« Ils » ne servent à rien, « ils » nous coûtent cher... licencions les actionnaires !
lundi 28 avril 2014
Alors que les formulaires de déclaration d’impôt parviennent dans nos boîtes aux lettres, il n’est pas inutile de rappeler que, contrairement à une idée reçue bien ancrée, les étrangers en paient aussi.
En 2009, les 5,3 millions d’étrangers vivant en France ont payé 3,4 milliards d’euros d’impôt sur le revenu.
Mais les étrangers contribuent encore davantage au budget de la Sécu. Toutes branches confondues (maladie, retraite, chômage), ils ont versé, toujours en 2009, 32,6 milliards d’euros.

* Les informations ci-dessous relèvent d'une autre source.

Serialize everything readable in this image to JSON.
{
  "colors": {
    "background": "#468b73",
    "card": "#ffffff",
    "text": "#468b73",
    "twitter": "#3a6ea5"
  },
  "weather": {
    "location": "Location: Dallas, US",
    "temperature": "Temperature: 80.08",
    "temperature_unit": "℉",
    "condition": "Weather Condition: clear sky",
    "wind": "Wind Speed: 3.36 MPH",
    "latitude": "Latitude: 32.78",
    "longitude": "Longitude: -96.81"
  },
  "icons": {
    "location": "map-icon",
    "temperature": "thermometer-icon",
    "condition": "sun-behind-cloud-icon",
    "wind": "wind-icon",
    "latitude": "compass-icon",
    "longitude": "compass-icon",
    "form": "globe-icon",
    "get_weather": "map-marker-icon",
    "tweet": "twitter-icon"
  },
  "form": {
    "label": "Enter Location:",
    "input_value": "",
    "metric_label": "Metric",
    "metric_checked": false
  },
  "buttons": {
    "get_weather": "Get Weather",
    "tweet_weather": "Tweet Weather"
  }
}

Au total, les étrangers ont contribué cette année-là au financement des dépenses publiques pour 12,4 milliards d’euros de plus qu’ils n’ont consommé de prestations sociales et d’éducation.
Travailleurs français ou immigrés, nous créons les richesses côte à côte, nous cotisons tous, nous devons avoir les mêmes droits et être solidaires entre nous contre nos exploiteurs communs.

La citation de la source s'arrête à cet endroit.